Early last month, Florida sued the US Environmental Protection Agency in an effort to block new clean water regulations that the agency announced last month and which it plans to begin enforcing in 2012. The main opponents of the regulations are agricultural businesses and certain municipal utilities; although not mentioned specifically in the lawsuit, Florida’s citrus industry has voiced objections to the regulations.
The lawsuit, filed by the Florida Department of Agriculture and Consumer Services, accuses the EPA of undermining Florida’s state rights and placing an unfair economic burden on Florida’s taxpayers and agricultural business. Additionally, the state alleges that the rules are arbitrary and lack scientific justification; the lawsuit also points out that the new rules imposed by the EPA do not apply to any other state but Florida. Florida’s Attorney General Bill McCollum said that consequently, he expects other local government agencies and private individuals and companies will file similar lawsuits in the near future.
After filing the lawsuit, Attorney General McCollum stated that the EPA is “picking on Florida” and that, while the sunshine state is “happy [to be] the focus of some attention, this is… a whole lot more” than is justified. Unfortunately, the Attorney General’s comments – which seem more appropriate for a Middle School lunchroom argument than a federal court case- are somewhat misleading: 13 other states have voluntarily adopted measures similar to those created by the EPA to protect and enhance water quality in Florida.
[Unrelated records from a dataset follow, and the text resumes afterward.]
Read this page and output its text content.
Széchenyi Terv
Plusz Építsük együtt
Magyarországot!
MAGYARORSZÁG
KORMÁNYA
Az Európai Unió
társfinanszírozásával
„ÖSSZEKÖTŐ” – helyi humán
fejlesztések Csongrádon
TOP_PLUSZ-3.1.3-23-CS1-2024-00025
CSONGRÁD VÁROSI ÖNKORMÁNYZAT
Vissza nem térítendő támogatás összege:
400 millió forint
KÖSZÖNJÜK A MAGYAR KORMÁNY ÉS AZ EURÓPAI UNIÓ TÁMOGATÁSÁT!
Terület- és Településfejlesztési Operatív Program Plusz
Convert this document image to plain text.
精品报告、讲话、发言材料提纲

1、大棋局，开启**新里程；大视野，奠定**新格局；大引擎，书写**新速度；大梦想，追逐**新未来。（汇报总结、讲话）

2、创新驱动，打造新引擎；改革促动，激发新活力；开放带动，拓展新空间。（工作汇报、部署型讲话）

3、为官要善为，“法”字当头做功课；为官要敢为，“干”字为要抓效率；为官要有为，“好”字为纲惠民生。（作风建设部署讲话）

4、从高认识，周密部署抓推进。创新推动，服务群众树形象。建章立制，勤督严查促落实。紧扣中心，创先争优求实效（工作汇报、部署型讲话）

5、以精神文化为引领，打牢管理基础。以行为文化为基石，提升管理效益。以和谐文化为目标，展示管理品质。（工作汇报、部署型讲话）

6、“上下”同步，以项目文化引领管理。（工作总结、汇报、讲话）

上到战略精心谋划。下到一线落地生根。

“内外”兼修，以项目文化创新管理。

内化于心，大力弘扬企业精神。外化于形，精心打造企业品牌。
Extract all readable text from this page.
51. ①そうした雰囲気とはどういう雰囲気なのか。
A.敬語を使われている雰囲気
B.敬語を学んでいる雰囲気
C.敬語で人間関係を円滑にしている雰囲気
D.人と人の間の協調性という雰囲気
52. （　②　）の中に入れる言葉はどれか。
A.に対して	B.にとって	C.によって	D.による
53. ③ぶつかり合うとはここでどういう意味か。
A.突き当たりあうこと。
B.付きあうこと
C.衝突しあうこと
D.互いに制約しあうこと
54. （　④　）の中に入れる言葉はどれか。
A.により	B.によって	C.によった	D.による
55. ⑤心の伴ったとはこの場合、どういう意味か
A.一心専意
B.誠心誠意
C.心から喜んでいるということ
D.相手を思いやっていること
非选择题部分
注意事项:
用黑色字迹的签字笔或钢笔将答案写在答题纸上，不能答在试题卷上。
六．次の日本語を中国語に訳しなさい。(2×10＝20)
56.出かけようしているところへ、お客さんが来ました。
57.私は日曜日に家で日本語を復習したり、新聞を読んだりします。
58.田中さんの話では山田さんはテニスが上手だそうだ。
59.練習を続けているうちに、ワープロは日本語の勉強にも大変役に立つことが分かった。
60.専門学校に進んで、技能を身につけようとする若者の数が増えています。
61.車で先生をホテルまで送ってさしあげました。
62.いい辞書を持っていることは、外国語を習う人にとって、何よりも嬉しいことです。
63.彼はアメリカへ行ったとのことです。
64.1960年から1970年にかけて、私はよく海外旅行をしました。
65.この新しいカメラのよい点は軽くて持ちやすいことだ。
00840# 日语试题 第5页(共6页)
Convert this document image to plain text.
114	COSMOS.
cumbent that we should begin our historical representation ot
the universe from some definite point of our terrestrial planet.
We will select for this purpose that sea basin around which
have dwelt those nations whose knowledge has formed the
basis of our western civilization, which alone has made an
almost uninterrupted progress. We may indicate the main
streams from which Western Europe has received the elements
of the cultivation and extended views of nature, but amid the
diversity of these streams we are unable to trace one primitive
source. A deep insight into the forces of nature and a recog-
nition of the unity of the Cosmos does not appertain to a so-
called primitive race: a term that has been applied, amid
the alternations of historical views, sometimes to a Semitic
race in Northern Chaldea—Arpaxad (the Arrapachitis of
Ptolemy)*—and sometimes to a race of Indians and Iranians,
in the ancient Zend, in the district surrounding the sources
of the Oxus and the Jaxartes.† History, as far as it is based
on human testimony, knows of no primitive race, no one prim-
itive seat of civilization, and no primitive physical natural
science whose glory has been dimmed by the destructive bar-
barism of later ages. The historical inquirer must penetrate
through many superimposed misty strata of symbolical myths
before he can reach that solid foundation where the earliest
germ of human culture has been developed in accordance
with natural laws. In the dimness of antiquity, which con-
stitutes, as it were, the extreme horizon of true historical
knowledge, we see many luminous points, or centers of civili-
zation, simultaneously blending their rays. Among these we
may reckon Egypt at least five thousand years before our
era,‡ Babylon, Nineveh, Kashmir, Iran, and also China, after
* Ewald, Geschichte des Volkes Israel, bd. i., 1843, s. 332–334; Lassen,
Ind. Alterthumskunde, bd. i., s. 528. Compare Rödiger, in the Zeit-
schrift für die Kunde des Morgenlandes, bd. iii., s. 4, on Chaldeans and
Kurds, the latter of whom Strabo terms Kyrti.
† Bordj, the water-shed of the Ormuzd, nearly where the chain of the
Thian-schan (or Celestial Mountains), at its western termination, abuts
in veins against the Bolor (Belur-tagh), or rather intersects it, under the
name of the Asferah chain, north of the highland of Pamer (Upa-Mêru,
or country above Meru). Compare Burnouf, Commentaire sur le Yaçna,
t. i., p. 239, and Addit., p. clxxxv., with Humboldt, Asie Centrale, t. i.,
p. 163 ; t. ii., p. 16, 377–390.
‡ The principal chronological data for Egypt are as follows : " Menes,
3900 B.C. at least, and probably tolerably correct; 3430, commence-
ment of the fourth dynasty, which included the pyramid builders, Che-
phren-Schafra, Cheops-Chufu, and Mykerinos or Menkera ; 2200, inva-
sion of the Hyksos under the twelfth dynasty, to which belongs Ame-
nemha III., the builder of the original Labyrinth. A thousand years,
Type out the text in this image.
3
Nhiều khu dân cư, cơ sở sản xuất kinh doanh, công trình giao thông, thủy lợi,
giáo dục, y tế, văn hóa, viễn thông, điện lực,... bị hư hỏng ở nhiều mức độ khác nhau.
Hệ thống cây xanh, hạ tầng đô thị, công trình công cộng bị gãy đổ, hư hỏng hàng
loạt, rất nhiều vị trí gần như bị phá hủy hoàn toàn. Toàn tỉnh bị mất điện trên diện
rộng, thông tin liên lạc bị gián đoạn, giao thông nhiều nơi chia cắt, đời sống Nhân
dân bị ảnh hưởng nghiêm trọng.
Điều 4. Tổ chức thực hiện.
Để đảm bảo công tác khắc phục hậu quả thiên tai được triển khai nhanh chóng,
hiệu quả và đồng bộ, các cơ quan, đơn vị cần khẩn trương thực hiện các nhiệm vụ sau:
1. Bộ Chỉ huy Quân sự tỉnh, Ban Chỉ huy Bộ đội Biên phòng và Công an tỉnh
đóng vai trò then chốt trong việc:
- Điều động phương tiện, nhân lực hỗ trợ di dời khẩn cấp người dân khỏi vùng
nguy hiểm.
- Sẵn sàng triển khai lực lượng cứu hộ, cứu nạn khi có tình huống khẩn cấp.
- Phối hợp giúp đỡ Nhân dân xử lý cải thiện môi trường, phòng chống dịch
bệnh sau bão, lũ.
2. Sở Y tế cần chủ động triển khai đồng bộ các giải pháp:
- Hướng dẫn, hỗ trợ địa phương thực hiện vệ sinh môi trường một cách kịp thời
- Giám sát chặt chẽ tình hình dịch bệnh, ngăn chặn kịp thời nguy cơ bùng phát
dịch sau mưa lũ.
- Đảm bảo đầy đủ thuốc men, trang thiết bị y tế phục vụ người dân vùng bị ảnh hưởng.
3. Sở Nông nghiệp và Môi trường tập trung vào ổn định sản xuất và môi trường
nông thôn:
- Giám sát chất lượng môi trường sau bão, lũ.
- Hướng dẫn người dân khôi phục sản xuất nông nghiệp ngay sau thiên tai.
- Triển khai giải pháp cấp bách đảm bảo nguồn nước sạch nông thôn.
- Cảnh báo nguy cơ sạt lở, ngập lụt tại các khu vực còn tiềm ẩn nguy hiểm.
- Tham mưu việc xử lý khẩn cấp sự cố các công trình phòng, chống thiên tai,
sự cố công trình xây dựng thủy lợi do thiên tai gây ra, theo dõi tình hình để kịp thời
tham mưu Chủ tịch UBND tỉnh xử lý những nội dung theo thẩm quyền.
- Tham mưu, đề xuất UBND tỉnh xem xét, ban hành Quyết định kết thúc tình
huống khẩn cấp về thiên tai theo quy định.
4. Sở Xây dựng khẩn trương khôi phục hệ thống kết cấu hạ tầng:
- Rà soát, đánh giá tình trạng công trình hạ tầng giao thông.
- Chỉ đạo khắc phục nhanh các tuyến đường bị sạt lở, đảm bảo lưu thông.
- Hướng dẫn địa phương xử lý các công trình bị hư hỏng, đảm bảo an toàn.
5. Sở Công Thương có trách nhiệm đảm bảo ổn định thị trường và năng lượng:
The water quality regulations being challenged are the result of an earlier court case in which five environmental groups sued the EPA, charging that the agency was not controlling agricultural runoff and effluent from sewage treatment plants. The claimants in that case said that nutrients from the aforementioned sources were causing algal blooms that were beginning to suffocate Florida’s waterways. Algal blooms not only have dire ecological and public health consequences, environmental groups pointed out, but also were becoming detrimental to the state’s tourism industry and property values. A subsequent study by the EPA estimated that almost 2,000 miles of rivers and streams (in addition to many lakes and estuaries) in Florida have been negatively affected by nutrient pollution.
Eventually, the Tallahassee court ruled in favor of the environmental groups and required the EPA to regulate the main sources of nutrient pollution. David Guest, a lawyer that represented the environmental groups in the earlier case, recently said that the new lawsuit filed against the EPA is merely rehashing the issues raised in the first case. The rules being challenged assign numeric criteria to Florida’s old descriptive regulations for determining nutrient pollution of waterways. These regulations were announced in November 2010 but have a 15-month lag for implementation.
Opponents argue that compliance with the new regulations will cost billions of dollars, an economic burden that Florida, facing record-high rates of unemployment and home foreclosures, cannot handle. Proponents of the new rules, however, point out that a majority of the 80 million tourists who visit Florida each year do so to enjoy its beaches, waterways, and famous Everglades wildlife refuge. Bringing in $60 billion per year, tourism is Florida’s largest industry, accounting for 21% of the state’s total sales taxes and employing over 1 million Floridians. Viewed from this economic angle, it would seem that Florida’s government and citizens would be more willing to pay to protect and improve threatened waterways.
Another key contributor to the state’s economy, however, will face economic hardship if the regulations are enforced in 2012. Florida’s $9 billion-a-year citrus industry has been a leading critic of the EPA’s nutrient pollution abatement program, claiming that the compliance costs to farmers would be both unfair and injuriously high. Such claims have been supported by the FL Attorney General’s office, which stated that “studies produced by the Florida Department of Environmental Protection and the Florida Department of Agriculture and Consumer Services… show that the impact to Florida’s economy will be in the billions”. EPA officials, however, estimate that compliance costs will be no more than $206 million per year and say that Florida’s estimates are inaccurate and exaggerated.
EPA Regional Administrator Gwen Keyes-Fleming also pointed out that while the agency had considered economic interests, public hearings revealed strong support for cleaning up waterways, which eventually eclipsed competing economic considerations. While the combined vocalization of industries and government officials who support them often garner enough media attention that their stance may be seen as indicative of public opinion, this is not always true. The public hearings conducted by the agency should serve as a reminder that public opinion regarding environmental issues does not always align with that of elected officials.
As lawsuits become an increasingly common form of environmental policy-making (and policy-blocking), this tension between public support and industry interests is important to keep in mind. Furthermore, Florida’s lawsuit against the EPA demonstrates the inefficiency inherent in this form of environmental policy making: when a court makes a ruling on one case, those dissatisfied with the decision can simply file what is essentially a counter lawsuit. This process, in addition to being wildly expensive and frustrating, holds little promise for moving away from environmentally destructive status quos.